Kovach, curator of the Nieman Foundation and ombudsman for Brill’s Content magazine, has been a journalist and reporter for 40 years, including 18 years as reporter and editor for the New York Times. He served as editor of the Atlanta JournalConstitution for two years during which time the paper won two Pulitzer Prizes.

In addition, Kovach is a member of the Advisory Board of the Center for Public Integrity; chair of the advisory board of the International Consortium of Investigative Journalists; and member of the Harvard Magazine board of incorporators. He also serves in an advisory capacity to the Public Television program P.O.V., Public Campaign, the Environmental Media Services, and the Citizens Commission on Civil Rights.

Most recently, Kovach co-authored, with Tom Rosenstiel, the book Warp Speed: America in the Age of Mixed Media (Century Press, 1999).

The Goldsmith Career Award is given annually to recognize and honor a journalist whose work has enriched the political discourse and society.
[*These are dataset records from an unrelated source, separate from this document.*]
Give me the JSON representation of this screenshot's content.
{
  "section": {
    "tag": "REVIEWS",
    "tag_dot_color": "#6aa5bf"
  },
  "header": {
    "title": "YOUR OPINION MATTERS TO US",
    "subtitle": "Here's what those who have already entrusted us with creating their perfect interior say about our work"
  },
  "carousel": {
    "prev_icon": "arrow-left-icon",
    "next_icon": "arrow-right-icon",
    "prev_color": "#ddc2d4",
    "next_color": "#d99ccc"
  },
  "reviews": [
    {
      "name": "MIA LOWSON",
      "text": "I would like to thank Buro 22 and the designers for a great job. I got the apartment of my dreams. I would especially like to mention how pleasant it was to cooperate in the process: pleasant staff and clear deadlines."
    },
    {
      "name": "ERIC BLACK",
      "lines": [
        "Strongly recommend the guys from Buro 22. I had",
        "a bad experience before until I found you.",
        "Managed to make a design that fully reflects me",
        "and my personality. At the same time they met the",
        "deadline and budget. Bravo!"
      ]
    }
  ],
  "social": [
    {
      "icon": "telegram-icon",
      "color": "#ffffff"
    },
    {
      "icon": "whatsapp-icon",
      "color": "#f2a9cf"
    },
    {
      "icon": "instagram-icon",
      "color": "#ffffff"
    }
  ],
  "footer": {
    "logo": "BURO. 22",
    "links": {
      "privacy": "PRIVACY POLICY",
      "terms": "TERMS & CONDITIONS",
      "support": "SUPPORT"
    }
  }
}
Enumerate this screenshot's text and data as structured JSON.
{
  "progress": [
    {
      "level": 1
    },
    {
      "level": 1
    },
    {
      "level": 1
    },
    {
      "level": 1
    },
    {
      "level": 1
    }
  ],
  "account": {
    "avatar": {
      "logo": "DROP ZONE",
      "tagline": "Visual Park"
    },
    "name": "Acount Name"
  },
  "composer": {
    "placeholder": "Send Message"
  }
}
The Joan Shorenstein Center on the Press, Politics and Public Policy gives the award as part of the Goldsmith Awards Ceremony at the Kennedy School.

“Bill Kovach has a long and distinguished career as a journalist and mentor to others in his profession,” said Thomas E. Patterson, director of the Shorenstein Center and Bradlee Professor of Government and the Press at the Kennedy School. “He has been an untiring advocate of public-spirited journalism.”

Previous winners of the Goldsmith Award are Lesley Stahl, Dan Rather, Barbara Walters, Peter Jennings, Mike Wallace, Ted Koppel, Don Hewitt, and Bob Woodward.

The Goldsmith Awards Program, launched in 1991, also includes a $25,000 prize for investigative reporting, a $5,000 book prize, research awards, and fellowships. The winners of these prizes will also be announced at tonight’s event.

In conjunction with the Goldsmith Career Award ceremony, the Neiman Foundation will present the seminar, “The Present and Future of Investigative Reporting,” tomorrow (Friday, March 10) at 9:30 a.m. in the Malkin Penthouse, Kennedy School.

Kovach will participate in a panel discussion which will include journalists and editors from The Chicago Tribune, Time Magazine, The Associated Press, The Boston Globe, The Toledo Blade, and The Los Angeles Times.